Solution: Design a weather app for children that provides daily forecast summaries, live updates, and scientific explanations of weather phenomena.
Please view the interactive prototype for the best experience.
Rain or Shine is a children's weather app intended to educate and engage kids 6+ in meteorological phenomena. For this project, I dove into user-interface design with a young audience in mind. It was important to me to maintain an emphasis on large UI elements (buttons, titles, sliders, etc.) for ease of use in an audience with low motor skills.
The educational elements of the app—the explanations, fun fact articles, and challenges—are graduated in complexity by age. Very young users would find age-appropriate explanations of, say, what precipitation means, while explanations for older kids would get progressively more complex.
The app also places heavy emphasis on emergency preparedness and awareness during severe weather. As a young kid growing up in coastal towns on the East Coast, hurricane season could be pretty scary for me.
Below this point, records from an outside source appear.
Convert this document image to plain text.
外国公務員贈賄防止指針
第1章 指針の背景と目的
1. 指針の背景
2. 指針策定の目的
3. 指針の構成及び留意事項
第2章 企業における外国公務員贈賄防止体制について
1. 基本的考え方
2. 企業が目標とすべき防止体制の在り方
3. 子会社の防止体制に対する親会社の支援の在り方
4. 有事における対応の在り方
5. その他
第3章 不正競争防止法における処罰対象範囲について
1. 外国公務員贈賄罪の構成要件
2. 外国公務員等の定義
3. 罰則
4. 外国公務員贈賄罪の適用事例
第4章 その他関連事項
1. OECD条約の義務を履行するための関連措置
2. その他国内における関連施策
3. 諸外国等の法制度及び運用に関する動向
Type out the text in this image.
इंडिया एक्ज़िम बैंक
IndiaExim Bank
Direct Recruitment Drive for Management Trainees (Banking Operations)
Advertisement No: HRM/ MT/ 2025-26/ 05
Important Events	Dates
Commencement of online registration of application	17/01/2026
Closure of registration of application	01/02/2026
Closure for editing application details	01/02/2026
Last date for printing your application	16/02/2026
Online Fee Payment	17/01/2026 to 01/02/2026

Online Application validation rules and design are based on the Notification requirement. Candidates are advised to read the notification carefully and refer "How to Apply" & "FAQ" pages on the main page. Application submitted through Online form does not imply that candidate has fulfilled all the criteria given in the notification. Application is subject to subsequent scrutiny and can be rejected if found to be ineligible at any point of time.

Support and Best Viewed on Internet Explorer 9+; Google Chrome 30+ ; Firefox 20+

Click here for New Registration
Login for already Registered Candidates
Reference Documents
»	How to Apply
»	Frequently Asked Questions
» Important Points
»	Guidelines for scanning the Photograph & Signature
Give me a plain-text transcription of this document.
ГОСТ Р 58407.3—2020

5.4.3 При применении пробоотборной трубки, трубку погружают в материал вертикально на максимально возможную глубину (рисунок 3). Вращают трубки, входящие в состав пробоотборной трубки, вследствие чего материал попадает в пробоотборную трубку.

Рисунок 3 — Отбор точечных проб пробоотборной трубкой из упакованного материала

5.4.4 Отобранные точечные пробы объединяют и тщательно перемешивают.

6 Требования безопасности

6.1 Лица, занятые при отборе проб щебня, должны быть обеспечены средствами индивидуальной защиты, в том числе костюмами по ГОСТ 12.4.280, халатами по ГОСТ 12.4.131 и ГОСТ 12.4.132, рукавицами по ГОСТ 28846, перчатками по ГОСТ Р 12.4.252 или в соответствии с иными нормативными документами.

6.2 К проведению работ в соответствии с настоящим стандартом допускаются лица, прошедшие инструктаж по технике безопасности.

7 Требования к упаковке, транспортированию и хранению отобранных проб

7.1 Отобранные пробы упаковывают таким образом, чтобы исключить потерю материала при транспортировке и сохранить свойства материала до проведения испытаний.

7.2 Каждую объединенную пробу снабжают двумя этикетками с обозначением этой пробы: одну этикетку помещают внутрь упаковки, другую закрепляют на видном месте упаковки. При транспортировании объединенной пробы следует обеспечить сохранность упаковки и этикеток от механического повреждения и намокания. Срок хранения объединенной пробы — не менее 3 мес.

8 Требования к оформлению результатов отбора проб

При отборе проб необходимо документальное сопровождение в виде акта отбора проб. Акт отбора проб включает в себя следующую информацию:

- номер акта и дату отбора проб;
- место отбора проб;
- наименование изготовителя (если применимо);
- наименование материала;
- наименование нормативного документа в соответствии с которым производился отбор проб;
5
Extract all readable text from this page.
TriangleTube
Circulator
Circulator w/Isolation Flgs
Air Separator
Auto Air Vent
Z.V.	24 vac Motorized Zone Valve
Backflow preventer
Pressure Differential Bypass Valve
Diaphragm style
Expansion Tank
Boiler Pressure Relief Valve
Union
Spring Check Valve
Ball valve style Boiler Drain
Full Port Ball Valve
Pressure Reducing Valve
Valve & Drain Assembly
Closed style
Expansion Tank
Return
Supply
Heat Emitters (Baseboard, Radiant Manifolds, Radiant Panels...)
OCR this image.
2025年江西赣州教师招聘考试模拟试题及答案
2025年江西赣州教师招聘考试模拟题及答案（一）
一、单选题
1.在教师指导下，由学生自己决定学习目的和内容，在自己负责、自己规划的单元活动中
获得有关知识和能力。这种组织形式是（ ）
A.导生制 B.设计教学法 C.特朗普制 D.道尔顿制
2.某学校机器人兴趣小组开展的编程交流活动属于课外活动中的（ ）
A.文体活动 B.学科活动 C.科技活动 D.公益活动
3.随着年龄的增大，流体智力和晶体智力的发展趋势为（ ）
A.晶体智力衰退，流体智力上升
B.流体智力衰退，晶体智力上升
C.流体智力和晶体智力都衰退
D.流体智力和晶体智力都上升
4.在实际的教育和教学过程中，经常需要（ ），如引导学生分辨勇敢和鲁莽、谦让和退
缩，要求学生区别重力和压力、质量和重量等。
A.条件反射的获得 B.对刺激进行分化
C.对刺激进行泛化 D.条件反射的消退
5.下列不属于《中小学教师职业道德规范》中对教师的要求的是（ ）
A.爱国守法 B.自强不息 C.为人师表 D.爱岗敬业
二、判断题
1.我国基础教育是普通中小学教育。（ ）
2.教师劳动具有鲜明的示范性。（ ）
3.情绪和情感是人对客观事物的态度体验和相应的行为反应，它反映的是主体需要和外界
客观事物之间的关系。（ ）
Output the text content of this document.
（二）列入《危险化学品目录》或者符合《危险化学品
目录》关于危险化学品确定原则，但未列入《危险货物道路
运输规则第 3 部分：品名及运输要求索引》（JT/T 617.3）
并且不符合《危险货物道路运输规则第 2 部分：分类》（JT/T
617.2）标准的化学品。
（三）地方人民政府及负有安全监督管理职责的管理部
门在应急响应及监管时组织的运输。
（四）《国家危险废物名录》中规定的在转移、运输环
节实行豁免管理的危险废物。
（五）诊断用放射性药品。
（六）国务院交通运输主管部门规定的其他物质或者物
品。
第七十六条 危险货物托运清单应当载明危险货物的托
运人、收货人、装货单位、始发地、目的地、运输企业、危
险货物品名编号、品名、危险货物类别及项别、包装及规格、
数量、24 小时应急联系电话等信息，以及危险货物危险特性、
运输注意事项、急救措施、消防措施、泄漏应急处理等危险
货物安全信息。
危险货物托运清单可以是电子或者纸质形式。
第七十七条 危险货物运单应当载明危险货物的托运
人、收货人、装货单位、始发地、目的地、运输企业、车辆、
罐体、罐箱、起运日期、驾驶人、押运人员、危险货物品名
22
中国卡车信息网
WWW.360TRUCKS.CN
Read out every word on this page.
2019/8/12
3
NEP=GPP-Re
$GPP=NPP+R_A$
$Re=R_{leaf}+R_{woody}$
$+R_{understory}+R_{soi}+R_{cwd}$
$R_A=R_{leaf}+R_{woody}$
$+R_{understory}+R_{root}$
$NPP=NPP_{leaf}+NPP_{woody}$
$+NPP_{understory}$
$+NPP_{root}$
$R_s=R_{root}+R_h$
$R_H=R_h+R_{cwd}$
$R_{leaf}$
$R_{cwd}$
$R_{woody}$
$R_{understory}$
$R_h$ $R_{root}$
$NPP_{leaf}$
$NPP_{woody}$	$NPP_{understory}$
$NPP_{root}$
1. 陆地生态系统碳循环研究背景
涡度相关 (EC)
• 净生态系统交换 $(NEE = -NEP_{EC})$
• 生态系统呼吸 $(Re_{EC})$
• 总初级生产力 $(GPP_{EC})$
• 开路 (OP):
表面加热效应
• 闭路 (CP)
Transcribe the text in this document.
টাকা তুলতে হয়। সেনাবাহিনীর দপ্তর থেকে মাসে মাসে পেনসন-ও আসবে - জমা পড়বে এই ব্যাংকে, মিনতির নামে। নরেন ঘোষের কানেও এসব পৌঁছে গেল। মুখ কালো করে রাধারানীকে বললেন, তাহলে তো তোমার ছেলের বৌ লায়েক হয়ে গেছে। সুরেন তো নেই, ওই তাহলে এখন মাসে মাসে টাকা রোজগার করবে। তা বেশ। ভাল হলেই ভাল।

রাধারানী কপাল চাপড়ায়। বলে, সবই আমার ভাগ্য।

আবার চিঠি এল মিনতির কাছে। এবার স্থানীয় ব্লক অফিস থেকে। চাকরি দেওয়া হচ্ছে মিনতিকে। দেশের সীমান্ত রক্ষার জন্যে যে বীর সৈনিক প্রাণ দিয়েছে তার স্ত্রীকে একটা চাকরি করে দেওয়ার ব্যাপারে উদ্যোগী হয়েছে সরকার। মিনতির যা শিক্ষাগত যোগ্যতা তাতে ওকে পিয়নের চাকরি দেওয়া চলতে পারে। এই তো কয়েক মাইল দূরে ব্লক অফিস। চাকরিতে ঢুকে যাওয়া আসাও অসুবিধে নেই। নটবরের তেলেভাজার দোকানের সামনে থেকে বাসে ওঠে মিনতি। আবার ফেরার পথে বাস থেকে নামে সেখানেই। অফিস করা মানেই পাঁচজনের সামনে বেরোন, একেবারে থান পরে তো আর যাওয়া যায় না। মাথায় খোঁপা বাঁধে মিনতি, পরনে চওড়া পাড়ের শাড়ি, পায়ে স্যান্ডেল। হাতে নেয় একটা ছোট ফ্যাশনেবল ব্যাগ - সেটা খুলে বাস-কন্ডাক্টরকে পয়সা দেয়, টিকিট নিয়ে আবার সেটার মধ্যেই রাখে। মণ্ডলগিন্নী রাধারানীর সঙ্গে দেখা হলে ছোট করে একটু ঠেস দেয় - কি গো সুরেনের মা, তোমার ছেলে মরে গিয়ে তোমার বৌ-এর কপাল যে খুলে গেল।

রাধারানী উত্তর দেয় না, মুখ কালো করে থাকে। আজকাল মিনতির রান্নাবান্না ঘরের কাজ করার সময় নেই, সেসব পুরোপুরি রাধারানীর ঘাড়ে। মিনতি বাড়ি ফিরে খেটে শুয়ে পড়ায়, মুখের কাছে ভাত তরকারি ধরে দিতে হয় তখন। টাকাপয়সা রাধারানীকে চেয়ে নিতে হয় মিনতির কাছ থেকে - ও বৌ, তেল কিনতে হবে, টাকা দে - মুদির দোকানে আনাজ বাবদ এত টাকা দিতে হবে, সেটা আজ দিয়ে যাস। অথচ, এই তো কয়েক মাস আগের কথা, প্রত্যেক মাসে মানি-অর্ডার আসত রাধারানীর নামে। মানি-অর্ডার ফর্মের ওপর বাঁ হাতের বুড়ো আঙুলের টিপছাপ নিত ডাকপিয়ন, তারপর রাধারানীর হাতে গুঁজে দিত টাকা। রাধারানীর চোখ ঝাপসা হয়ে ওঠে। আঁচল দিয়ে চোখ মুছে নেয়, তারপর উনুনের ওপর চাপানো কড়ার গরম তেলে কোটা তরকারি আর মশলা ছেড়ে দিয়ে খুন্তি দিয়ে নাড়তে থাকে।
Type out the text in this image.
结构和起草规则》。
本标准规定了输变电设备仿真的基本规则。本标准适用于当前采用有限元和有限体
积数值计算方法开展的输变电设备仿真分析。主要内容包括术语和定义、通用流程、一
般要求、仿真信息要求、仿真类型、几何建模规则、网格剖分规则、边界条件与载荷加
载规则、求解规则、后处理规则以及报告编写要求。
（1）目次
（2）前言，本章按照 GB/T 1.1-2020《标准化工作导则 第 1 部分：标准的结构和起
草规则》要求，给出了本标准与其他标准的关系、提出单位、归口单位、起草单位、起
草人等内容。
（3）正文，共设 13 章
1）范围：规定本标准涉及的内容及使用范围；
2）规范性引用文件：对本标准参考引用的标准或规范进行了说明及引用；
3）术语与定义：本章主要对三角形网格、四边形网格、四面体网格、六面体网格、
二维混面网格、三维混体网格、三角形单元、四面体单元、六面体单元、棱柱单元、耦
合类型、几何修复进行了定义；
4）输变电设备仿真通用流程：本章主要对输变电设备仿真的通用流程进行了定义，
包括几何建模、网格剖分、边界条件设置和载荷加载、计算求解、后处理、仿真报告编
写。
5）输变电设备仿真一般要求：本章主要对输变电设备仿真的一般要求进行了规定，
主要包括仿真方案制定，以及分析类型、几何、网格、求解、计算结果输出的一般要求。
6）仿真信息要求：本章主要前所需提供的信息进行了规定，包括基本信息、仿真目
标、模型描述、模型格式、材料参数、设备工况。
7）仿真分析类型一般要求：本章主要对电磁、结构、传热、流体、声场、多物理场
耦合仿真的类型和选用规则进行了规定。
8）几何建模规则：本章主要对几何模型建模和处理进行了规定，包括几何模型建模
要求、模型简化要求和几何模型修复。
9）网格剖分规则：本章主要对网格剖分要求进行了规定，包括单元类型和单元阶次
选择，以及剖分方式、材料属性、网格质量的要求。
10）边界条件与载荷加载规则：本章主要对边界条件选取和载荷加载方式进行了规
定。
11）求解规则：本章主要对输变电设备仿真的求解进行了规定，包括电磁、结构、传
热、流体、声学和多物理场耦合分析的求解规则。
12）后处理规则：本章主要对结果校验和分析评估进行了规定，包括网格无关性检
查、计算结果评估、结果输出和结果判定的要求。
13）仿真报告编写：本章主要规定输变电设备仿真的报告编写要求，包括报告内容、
It was comforting to get explanations for what severe-weather events actually were, the kinds of conditions that created them, and what we could do to respond and stay safe. I wanted to include that aspect of education in this app for other kids who frequently experience severe weather.
The app interface is attractively designed for users of all ages, making the interactions pleasant for adults assisting young children. I implemented a playful, illustrative visual style for the user interface that features soft shapes, transparency, and simplicity. The display is intended to reflect current weather conditions, so sunny days will feature a bright sunny background, and gloomier days will feature clouds or rain.
I also incorporated daily challenges for real-world, tactile learning. Challenges relate to the user's recent weather conditions and involve some low-stakes experiment or craft that encourage kids to engage with their local environments; the example shown in the interactive app prototype is a wind-sock craft in which kids would experiment with wind-speed observation and measurement.
The daily challenge is another progressive feature that I included specifically for user retention. Completed challenges count as progress toward specific weather-related badges that progress through five levels. Categories of challenges include sunny, windy, rainy, chilly, toasty, and more.